The right stuff
The “war on woke” may be running out of steam—at least in investment circles.
The Financial Times reports that, although the anti-woke brigade may have “soured” sentiment towards ESG, behavioural scientists say there is something else going on.
Greg Davies, head of behavioural science at Oxford Risk, is quoted as saying that about 70% of the investor community is “willing to give up something to reflect their desire to do something in the world.” Let’s hear for it the investment Good Samaritans.
Revision time
It’s what you’ve all been waiting for: the Financial Reporting Council has revised its accounting reporting standards to provide, in its own words, “comprehensive improvements”.
Devotees won’t be surprised to hear that the biggest changes come to standards on leases and to that hoary old chestnut: revenue recognition.
“In response to stakeholder feedback,” the FRC says, revisions have been made to clarify that the “most significant leases are recognised on balance sheet”.
Mark Babington, director of regulatory standards at the FRC, says the changes should be a “net benefit to the UK”. That should have you all rushing to read the good news.
A much-needed nag
On the FRC, relatively new CEO Richard Moriarty told MPs today that he is “sheriff for only half the country…’, according to the Financial Times .

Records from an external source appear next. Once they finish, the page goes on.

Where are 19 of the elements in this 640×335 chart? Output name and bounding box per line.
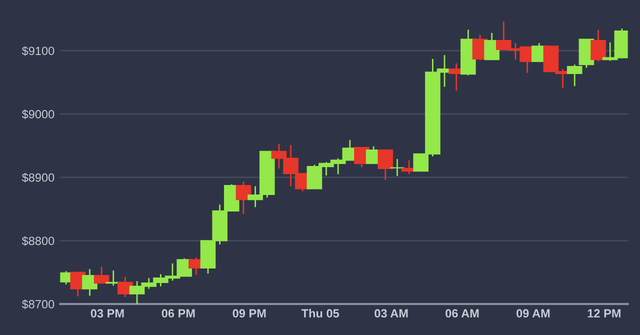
y-tick-label: $8900 (22, 172, 54, 182)
x-tick-label: Thu 05 (301, 308, 340, 318)
y-tick-label: $9100 (22, 46, 54, 56)
x-tick-label: 09 AM (516, 309, 550, 318)
x-tick-label: 03 PM (90, 309, 124, 318)
x-tick-label: 06 AM (446, 309, 479, 318)
candlestick (484, 32, 500, 60)
candlestick (236, 181, 252, 215)
candlestick (590, 29, 606, 62)
x-tick-label: 03 AM (374, 309, 408, 318)
y-tick-label: $8800 (22, 236, 54, 246)
y-tick-label: $9000 (22, 110, 54, 120)
y-tick-label: $8700 (22, 300, 54, 310)
candlestick (378, 149, 394, 181)
candlestick (94, 266, 110, 284)
x-tick-label: 09 PM (232, 309, 266, 318)
x-tick-label: 06 PM (162, 309, 195, 318)
x-tick-label: 12 PM (588, 309, 620, 318)
candlestick (390, 158, 405, 177)
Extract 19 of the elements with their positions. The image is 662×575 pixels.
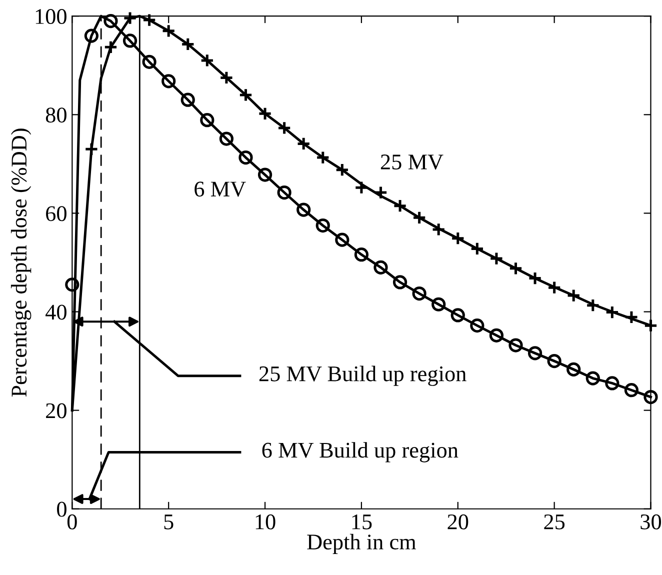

Moriarty was, of course, referring to the fact that he’s still waiting on shiny new powers long promised by government but singularly failing to turn up on its legislative agenda.
By this point, Moriarty should be running the Audit, Reporting and Governance Authority (ARGA), a new regulator on the cards since the CEO was knee-high to UK GAAP (at least, it seems that way).
No doubt MPs on the trade committee will heed his calls and write it up in a new report, but whether anyone is listening, this side of a general election, is anybody’s guess.
Warm words
It’s not news that divisions remain over climate policy but, across the Atlantic, the US Chamber of Commerce finds itself at odds with some of its own members, including those with some of the biggest balance sheets in the world.
US outlet E&E News reports that 37 members, including Microsoft, Pfizer and Meta, are now trying to persuade the chamber that its objection to climate policies is “hindering” corporate efforts to help slow rising temperatures.
Given the world-ending potential of climate change, this is no small issue. It must make for very interesting board meetings.
Splashing out
Changing chief executives is always a sensitive time. But it seems it might also be a time to be exploited. An Italian team of academics has looked at what happens to accounting when CEOs change.
It seems, at the time, accounting adjusts to take a ‘big bath’ on earnings, giving the new CEO a chance to point the finger at his or her departing predecessor.
The team reached this conclusion by looking at what happens if the old CEO remains on the board. Turns out, fewer companies take a bath.
So be warned, board members. Getting rid of the old and bringing in the new is likely to end in bath time.